Monday, May. 01, 1944

"Those Brass-Button Queens"

MARINES

The fighting ability of the U.S. Marines is never questioned. But sometimes soldiers and sailors are irked by the signs of conscious superiority inherent in every Marine. In Gismo (meaning "gadget"), a publication for all servicemen in the South Pacific, this pent-up irritation was let out in doggerel "believed to be by a sailor":

The Marines, the Marines, those blasted Gyrenes*

Those seagoing bellhops, those brass-button queens.

Oh! They pat their own backs, write stories in reams,

All in praise of themselves--the U.S. Marines!

The Marines, the Marines, those publicity fiends,

They built all the forests, turned on all the streams,

Discontent with the earth, they say Heaven's scenes

Are guarded by--you guess! Right! U.S. Marines!

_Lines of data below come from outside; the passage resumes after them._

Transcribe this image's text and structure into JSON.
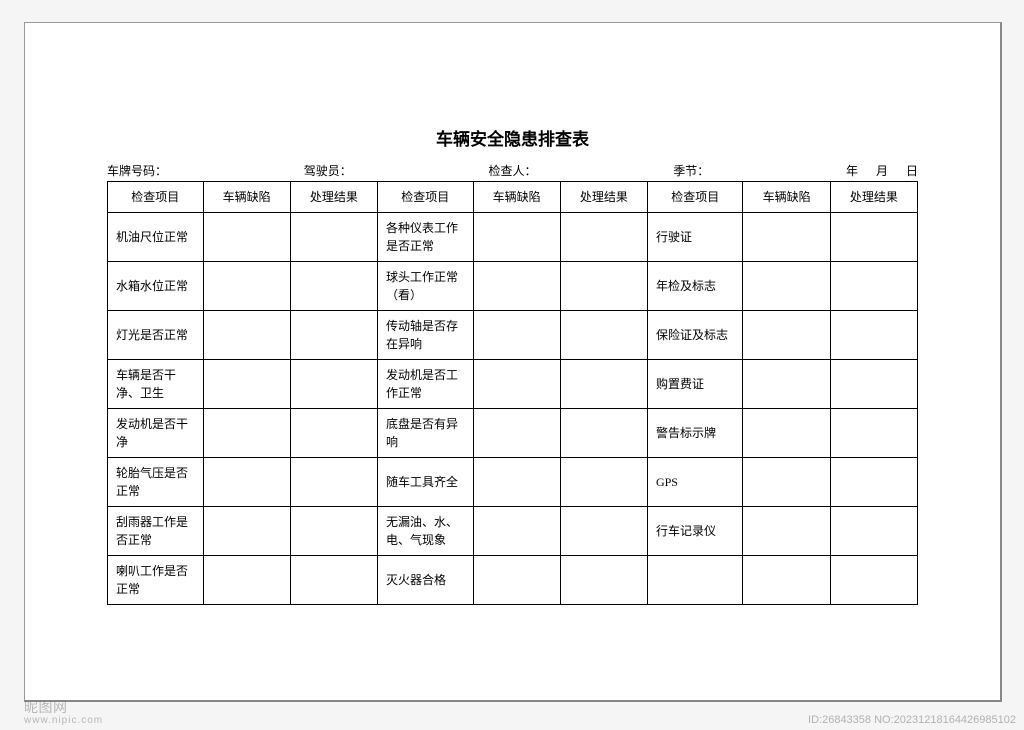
{
  "document": {
    "title": "车辆安全隐患排查表",
    "title_fontsize": 17,
    "body_fontsize": 12,
    "text_color": "#000000",
    "page_bg": "#ffffff",
    "border_color": "#000000"
  },
  "info_fields": {
    "plate_label": "车牌号码：",
    "driver_label": "驾驶员：",
    "inspector_label": "检查人：",
    "season_label": "季节：",
    "year_label": "年",
    "month_label": "月",
    "day_label": "日"
  },
  "table": {
    "headers": [
      "检查项目",
      "车辆缺陷",
      "处理结果",
      "检查项目",
      "车辆缺陷",
      "处理结果",
      "检查项目",
      "车辆缺陷",
      "处理结果"
    ],
    "col_widths_pct": [
      11.5,
      10.5,
      10.5,
      11.5,
      10.5,
      10.5,
      11.5,
      10.5,
      10.5
    ],
    "rows": [
      {
        "c1": "机油尺位正常",
        "c2": "",
        "c3": "",
        "c4": "各种仪表工作是否正常",
        "c5": "",
        "c6": "",
        "c7": "行驶证",
        "c8": "",
        "c9": ""
      },
      {
        "c1": "水箱水位正常",
        "c2": "",
        "c3": "",
        "c4": "球头工作正常（看）",
        "c5": "",
        "c6": "",
        "c7": "年检及标志",
        "c8": "",
        "c9": ""
      },
      {
        "c1": "灯光是否正常",
        "c2": "",
        "c3": "",
        "c4": "传动轴是否存在异响",
        "c5": "",
        "c6": "",
        "c7": "保险证及标志",
        "c8": "",
        "c9": ""
      },
      {
        "c1": "车辆是否干净、卫生",
        "c2": "",
        "c3": "",
        "c4": "发动机是否工作正常",
        "c5": "",
        "c6": "",
        "c7": "购置费证",
        "c8": "",
        "c9": ""
      },
      {
        "c1": "发动机是否干净",
        "c2": "",
        "c3": "",
        "c4": "底盘是否有异响",
        "c5": "",
        "c6": "",
        "c7": "警告标示牌",
        "c8": "",
        "c9": ""
      },
      {
        "c1": "轮胎气压是否正常",
        "c2": "",
        "c3": "",
        "c4": "随车工具齐全",
        "c5": "",
        "c6": "",
        "c7": "GPS",
        "c8": "",
        "c9": ""
      },
      {
        "c1": "刮雨器工作是否正常",
        "c2": "",
        "c3": "",
        "c4": "无漏油、水、电、气现象",
        "c5": "",
        "c6": "",
        "c7": "行车记录仪",
        "c8": "",
        "c9": ""
      },
      {
        "c1": "喇叭工作是否正常",
        "c2": "",
        "c3": "",
        "c4": "灭火器合格",
        "c5": "",
        "c6": "",
        "c7": "",
        "c8": "",
        "c9": ""
      }
    ]
  },
  "watermark": {
    "main": "昵图网",
    "sub": "www.nipic.com",
    "meta": "ID:26843358 NO:20231218164426985102"
  }
}
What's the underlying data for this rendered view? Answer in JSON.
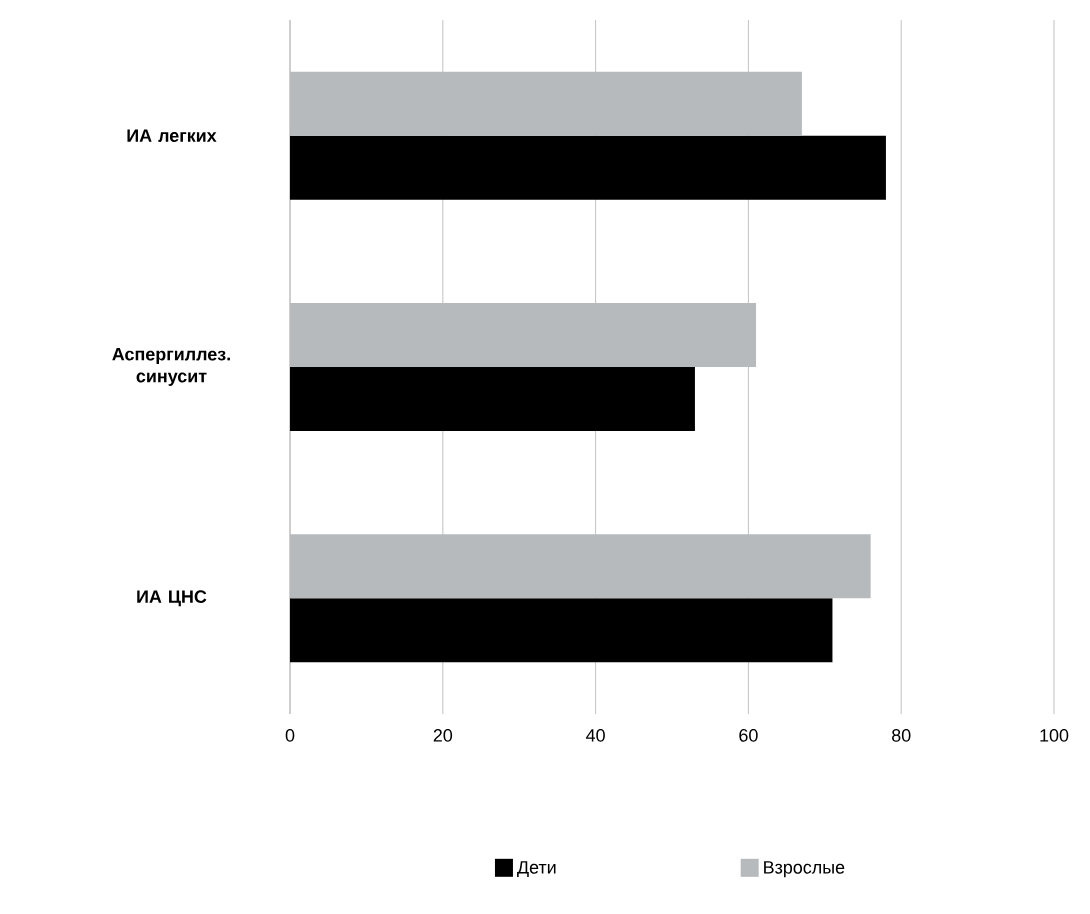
{
  "chart_data": {
    "type": "bar",
    "orientation": "horizontal",
    "categories": [
      "ИА  легких",
      "Аспергиллез. синусит",
      "ИА ЦНС"
    ],
    "series": [
      {
        "name": "Дети",
        "color": "#000000",
        "values": [
          78,
          53,
          71
        ]
      },
      {
        "name": "Взрослые",
        "color": "#b7babd",
        "values": [
          67,
          61,
          76
        ]
      }
    ],
    "xlim": [
      0,
      100
    ],
    "xticks": [
      0,
      20,
      40,
      60,
      80,
      100
    ],
    "grid": "x",
    "legend": "bottom"
  }
}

The moon never beams, except when the Marines

Give it permission to turn on its gleams.

And the tide never rises, the wind never screams--

Unless authorized by the U.S. Marines.

The Marines, the Marines, in their khakies and greens,

Their pretty blue panties, red stripes down their seams.

They thought all the thoughts, dreamed

in their dreams,

Singing, "The Song of Myself--the U.S. Marines.

* "Gyrene" is Marine's own word for Marine."